前情
前一章讲的概念,这一章本来想继续学习一些算法,比如Q-learning,PPO等,但是发现学不下去,太数学了,于是就直接先用码点代码,直观点。
注意本代码是在open ai的gym环境下运行的,需要预先下载
代码
导入库
import gym #导入gym
from gym import Env
from gym.spaces import Discrete, Box, Dict, Tuple, MultiBinary, MultiDiscrete
import numpy as np
import random
import os
from stable_baselines3 import PPO
from stable_baselines3.common.vec_env import VecFrameStack #堆叠操作,提高训练效率
from stable_baselines3.common.evaluation import evaluate_policy
定义自定义的环境
class Shower_Env(Env):# 这里一定要写参数Env,继承gym中Env类
def __init__(self):
self.action_space = Discrete(3)
self.observation_space = Box(low=np.array([0]), high=np.array([100]))
self.state = 38 + random.randint(-3,3)
self.shower_length=60
def step(self,action):
self.state +=action - 1
self.shower_length -=1
if self.state >=37 and self.state<=39:
reward = 1
else:
reward = -1
if self.shower_length <= 0:
done = True
else:
done = False
info = {}
return self.state, reward, done, info
def render(self):
pass
def reset(self):
self.state = np.array([38 + random.randint(-3,3)]).astype(float)
self.shower_length=60
return self.state
这里要对gym库里的一些数据类型进行说明
Discrete
Discrete(3) #三个离散值,0,1,2
Box
Box(0,1,(3,),float) #前两个参数表示范围从0-1,(3,)表示有3个参数,float表示数据类型
Box(low=np.array([-1, -2]), high=np.array([2.0, 4.0]),(2,) dtype=np.float64).sample()
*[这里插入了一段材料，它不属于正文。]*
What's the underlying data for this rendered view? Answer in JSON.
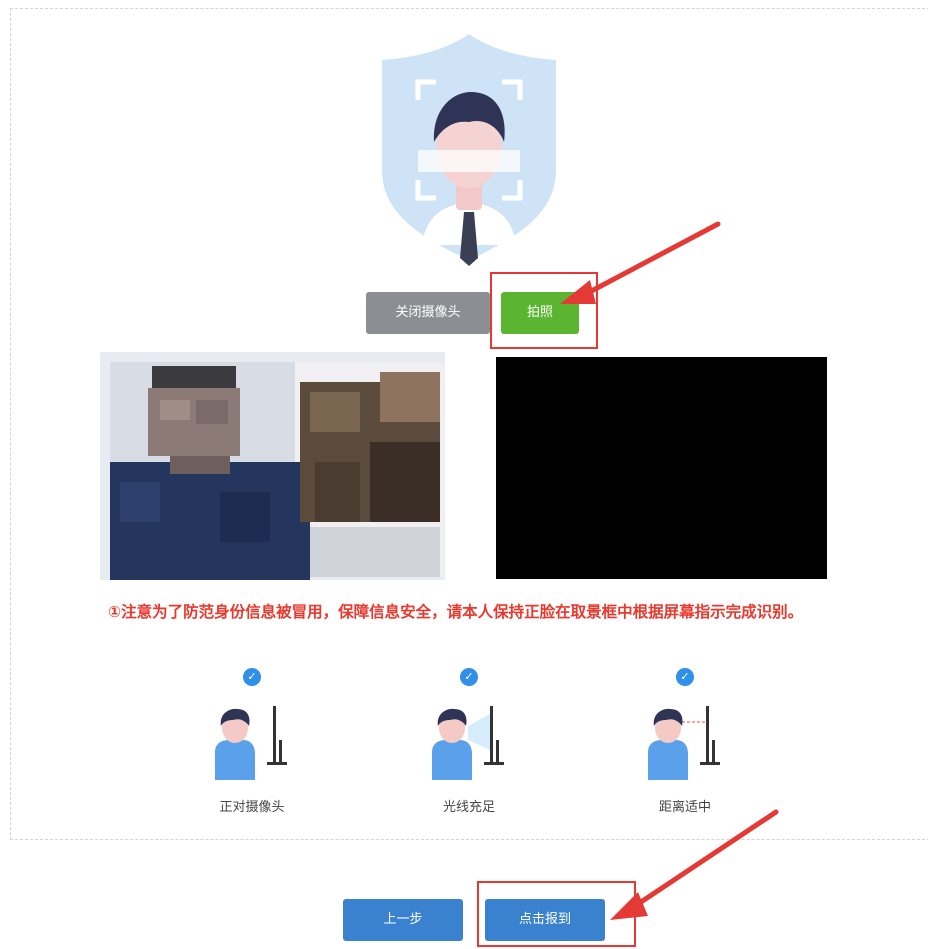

# 这是对两个参数分别设定阈值,第一个是(-1,2),第二个是(-2,4)
Tuple(和python中的tuple一样)
Tuple((Discrete(3),Box(0,1,(4,4),float))).sample()
output:
(1,array([[0.82108611, 0.95457337, 0.25524844, 0.25637766],
[0.71330428, 0.75133684, 0.06802405, 0.60739341],
[0.1211024 , 0.30688017, 0.04670419, 0.85701807],
[0.81068156, 0.46448658, 0.17561785, 0.58225321]]))
测试环境
env = Shower_Env()
episodes = 5
for episode in range(1, episodes+1):
state = env.reset()
done = False
score = 0
while not done:
env.render()
action = env.action_space.sample()
n_state, reward, done, info= env.step(action)
score+=reward
print('Episode:{} Score:{}'.format(episode, score))
这里action取随机值,看看60个timestep中获得的reward
Episode:1 Score:-48
Episode:2 Score:8
Episode:3 Score:-60
Episode:4 Score:-30
Episode:5 Score:-58
可以看到很差O.O
模型训练
log_path = os.path.join('Training', 'logs')
model = PPO("MlpPolicy", env, verbose=1, tensorboard_log=log_path)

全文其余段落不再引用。